Based on Thomas Hardy’s The Mayor of Casterbridge, the story provides an odd, unpredictable group of character dynamics in a volatile setting. America is in its infancy here, still discovering itself day by day, possessed by energy and ambition; Kingdom Come, however, is perpetually covered in snow, as if in premature hibernation, and every human contact is like a small victory over the elements. Winterbottom emphasizes the uncertain and evolving nature of the community here: for example, Milla Jovovich’s character is both a brothel keeper and as respectable a figure as there is in town.

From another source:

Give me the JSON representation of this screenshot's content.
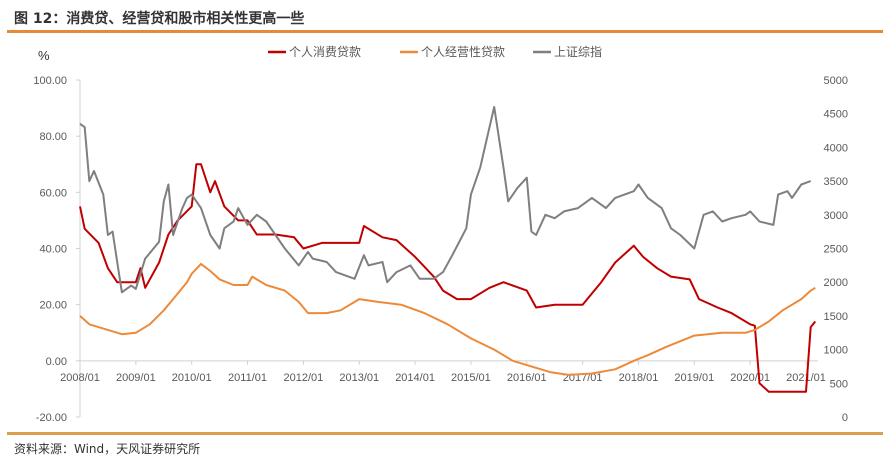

I can’t decide whether or not Jovovich is an interesting actress. She seemed so in Million Dollar Hotel, and her conviction in the derided Joan of Arc epic The Messenger was largely persuasive. For now at least, she’s finding parts which render her stylistic flatness mysterious, even challenging. At best though, she seems to me to represent a limited avenue of investigation (to admit a predisposition that may color my opinion here, she doesn’t strike me as a great beauty either, contrary to reputation). Nastassja Kinski, on the other hand, has fascinated me for her entire career (and it’s astonishing to realize we’re talking about more than two decades there). The Claim essentially casts Kinski as the woman of the past and Jovovich as that of the future, which I think is quite a problem in itself.

Personal tragedy

Neither of these actresses is a particularly robust personality, and not really is anyone else in the cast. The characterizations are muted and largely distant – a far cry from the presence of Beatty and Christie in McCabe. In Mullan’s case, this seriously undercuts the personal tragedy that’s supposed to grip the film’s final passages. The intention seems to be to evoke a Lear-like madness, but instead it’s just one man’s folly.

When The Claim depicts the construction of a new town, overseen by Jovovich, one remembers Claudia Cardinale’s similar evolution into a frontier matriarch in Sergio Leone’s Once Upon a Time in the West, which merely provides another perspective on the limitations of Winterbottom’s film. I sometimes find Leone’s desire for grandeur to be more than individual scenes can bear, but his film’s scope and confidence are unmistakable, and the long final camera pan across the diverse activity of an embryonic new American community is both as striking as documentary and as thrilling as giddy fantasy. The Claim never makes such an impact. It’s not about anything, except what it’s about. It tries to construct structures that might generate classic meanings and allusions, like McCabe, but seems to end up aimlessly shuffling the cards, like Quintet.

Michael Winterbottom is a remarkably versatile film director, apparently adopting a different style and outlook for just about every movie he makes, and that usually works fine for small-scale British movies. Personally I thought Welcome to Sarajevo was overrated, and I Want You underrated, but these are not issues that are likely to get too many people’s blood boiling. Even if The Claim were one of the year’s best films, at best I think the case would come down to a happy accident. Whereas Robert Altman, for all his love of chaos and sprawling canvases, has never been anything other than deliberate.